In the past, this has been complicated too, since not all components can easily handle bits and pieces of the Shell getting destroyed in a rather arbitrary order, as it means signals get emitted when they were not expected to, e.g. when parts of the shell that was expected to still exist has already been cleaned up. A while ago, a new door was opened making it possible to handle rather conveniently: enter the signal tracker, a helper that makes it possible to write code using signal handlers that automatically disconnects signal handlers on shutdown.

With the signal tracker in place and in use, a few smaller final fixes here, and the aforementioned reversed order we tear down the JavaScript context and the Mutter bits, we can now terminate without any warnings being logged.

And as a result, the tests pass!

Enabled in CI

Right now we’re running the “basic” perf test on each merge request in GNOME Shell. It performs some basic operations, including opening the quick settings menu, handles an incoming notification, opens the overview and application grid. A screen recording of what it does can be seen below.

What’s Next

More Tests

Testing more functionality than basic.js. There are some more existing “perf tests” that could potentially be used, but tests that aim for testing specific functionality, for example window management, or configuring the Wi-Fi, that isn’t related to performance don’t really exist yet. This will become easier after the port to standard JavaScript modules, when tests no longer have to be included in the gnome-shell binary itself.

Input Events

So far, widgets are triggered programmatically. Using input events via virtual input devices means we get more fully tested code paths. Better test infrastructure for things related to input is being worked on for Mutter, and can hopefully be reused in GNOME Shell’s tests.
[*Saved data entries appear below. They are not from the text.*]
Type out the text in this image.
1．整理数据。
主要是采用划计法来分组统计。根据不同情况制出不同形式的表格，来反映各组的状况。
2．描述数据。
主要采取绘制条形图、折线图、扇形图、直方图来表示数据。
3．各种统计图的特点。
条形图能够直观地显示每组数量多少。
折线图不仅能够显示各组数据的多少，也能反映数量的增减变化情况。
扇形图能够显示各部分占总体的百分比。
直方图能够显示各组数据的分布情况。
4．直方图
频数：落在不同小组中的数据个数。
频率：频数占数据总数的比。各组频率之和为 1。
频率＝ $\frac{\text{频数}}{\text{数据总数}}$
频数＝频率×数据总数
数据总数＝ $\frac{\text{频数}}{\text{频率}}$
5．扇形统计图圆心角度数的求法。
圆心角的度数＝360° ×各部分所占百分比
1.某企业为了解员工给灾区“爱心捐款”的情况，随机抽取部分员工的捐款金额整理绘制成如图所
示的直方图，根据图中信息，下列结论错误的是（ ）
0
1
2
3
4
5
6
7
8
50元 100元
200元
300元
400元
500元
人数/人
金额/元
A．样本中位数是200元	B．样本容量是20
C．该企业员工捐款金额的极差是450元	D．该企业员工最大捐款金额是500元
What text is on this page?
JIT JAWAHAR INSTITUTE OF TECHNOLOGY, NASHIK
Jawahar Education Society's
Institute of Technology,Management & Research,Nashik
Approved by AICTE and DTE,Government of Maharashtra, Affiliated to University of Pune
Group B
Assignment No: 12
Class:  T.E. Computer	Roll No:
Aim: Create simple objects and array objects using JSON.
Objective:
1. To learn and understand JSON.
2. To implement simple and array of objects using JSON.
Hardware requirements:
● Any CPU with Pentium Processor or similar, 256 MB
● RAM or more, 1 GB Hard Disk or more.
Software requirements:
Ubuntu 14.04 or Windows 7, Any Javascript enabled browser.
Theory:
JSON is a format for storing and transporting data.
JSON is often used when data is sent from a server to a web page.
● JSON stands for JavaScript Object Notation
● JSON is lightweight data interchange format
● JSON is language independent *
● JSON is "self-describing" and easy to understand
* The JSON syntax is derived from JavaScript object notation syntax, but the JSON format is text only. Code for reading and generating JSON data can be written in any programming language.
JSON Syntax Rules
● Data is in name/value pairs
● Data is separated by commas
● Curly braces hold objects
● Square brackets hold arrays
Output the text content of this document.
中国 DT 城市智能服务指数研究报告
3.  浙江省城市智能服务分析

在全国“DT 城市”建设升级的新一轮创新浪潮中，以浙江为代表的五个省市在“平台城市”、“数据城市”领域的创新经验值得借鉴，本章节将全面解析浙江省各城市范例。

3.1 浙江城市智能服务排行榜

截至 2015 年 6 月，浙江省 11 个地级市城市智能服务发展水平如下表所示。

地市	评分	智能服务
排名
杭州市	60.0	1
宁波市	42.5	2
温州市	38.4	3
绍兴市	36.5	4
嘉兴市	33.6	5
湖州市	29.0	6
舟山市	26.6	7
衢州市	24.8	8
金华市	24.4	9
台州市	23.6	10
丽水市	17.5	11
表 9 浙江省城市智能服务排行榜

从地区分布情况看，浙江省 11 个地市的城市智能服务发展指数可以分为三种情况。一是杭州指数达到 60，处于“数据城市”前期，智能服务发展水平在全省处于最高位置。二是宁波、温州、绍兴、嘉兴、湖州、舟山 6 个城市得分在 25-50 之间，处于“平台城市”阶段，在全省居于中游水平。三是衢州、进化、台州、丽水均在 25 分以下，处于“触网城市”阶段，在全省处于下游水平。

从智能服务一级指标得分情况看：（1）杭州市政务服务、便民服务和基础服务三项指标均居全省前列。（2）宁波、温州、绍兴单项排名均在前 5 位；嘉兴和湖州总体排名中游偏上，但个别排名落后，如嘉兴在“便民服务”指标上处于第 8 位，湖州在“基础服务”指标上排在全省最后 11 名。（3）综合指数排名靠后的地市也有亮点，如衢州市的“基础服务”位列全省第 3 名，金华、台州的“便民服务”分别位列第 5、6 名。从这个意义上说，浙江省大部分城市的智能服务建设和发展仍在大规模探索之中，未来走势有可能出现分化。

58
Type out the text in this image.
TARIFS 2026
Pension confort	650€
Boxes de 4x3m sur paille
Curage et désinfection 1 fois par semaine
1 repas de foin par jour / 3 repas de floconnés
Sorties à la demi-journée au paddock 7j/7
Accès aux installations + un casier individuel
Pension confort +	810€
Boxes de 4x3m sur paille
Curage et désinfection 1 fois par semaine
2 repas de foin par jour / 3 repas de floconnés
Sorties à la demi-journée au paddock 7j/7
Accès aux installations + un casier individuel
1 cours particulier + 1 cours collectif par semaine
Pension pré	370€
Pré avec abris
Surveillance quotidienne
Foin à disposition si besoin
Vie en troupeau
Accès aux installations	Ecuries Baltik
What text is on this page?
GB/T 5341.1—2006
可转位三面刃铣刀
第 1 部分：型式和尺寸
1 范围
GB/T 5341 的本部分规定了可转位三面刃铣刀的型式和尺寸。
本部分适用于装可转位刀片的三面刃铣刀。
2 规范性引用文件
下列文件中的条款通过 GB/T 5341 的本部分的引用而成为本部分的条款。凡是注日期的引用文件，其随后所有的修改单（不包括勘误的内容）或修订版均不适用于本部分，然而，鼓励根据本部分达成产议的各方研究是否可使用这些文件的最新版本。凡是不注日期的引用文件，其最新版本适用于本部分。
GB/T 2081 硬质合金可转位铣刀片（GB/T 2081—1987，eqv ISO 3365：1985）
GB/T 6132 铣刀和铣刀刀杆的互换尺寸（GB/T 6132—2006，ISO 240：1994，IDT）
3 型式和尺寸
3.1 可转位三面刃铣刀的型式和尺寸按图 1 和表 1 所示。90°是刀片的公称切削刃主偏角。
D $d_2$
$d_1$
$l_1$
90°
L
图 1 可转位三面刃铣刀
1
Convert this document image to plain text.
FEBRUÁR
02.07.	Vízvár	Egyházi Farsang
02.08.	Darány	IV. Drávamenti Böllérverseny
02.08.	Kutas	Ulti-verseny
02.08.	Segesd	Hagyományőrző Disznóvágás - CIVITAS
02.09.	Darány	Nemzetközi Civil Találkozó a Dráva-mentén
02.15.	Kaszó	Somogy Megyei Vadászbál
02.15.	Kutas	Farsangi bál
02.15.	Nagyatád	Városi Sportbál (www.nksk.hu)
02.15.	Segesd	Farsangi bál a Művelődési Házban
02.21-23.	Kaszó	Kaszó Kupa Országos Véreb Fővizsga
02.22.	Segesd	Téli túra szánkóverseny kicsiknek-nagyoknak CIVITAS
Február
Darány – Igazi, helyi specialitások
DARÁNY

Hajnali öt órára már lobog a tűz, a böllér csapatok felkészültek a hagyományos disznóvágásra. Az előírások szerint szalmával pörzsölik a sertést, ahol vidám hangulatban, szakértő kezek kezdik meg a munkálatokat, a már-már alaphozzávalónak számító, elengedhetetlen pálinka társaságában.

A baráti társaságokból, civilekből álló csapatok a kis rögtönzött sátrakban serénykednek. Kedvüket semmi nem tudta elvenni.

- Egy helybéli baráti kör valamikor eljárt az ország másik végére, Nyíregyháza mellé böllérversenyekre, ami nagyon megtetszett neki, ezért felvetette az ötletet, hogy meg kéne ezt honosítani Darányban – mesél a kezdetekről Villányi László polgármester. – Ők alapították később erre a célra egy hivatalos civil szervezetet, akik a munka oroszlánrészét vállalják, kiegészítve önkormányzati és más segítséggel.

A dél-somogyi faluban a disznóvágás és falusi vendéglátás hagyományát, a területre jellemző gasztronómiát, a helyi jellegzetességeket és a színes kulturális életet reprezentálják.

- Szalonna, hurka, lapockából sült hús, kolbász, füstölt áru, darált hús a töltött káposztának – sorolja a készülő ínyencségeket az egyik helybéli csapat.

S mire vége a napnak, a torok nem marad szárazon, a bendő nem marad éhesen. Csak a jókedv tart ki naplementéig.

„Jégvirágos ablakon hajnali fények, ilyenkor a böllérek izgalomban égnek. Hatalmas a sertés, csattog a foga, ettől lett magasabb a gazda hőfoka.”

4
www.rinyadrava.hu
Running tests from Mutter’s CI

GNOME Shell provides a decent sanity test for Clutter, Mutter’s compositing library, so ensuring that it runs successfully and without warnings is useful to make sure changes there doesn’t introduce regressions.

Screenshot-based Tests

Using so called reference screenshots, test will be able to ensure there were no actual visual changes unless so was intended. The basic infrastructure exist in and can be exposed by Mutter, but for something like GNOME Shell, we probably need a way other than in-tree reference images for storage as is done in Mutter, in order to not make the gnome-shell git repository grow out of hand.

Multi-monitor

Currently the tests use a single fixed resolution virtual monitor, but this should be expanded to involve multi monitor and hotplugging. Mutter has ways to create virtual monitors, but does not yet export this via by GNOME Shell consumable API.

GNOME Shell Extensions

Not only GNOME Shell itself needs testing, running tests specifically for extensions, or running GNOME Shell’s own tests as part of testing extensions would have benefits as well.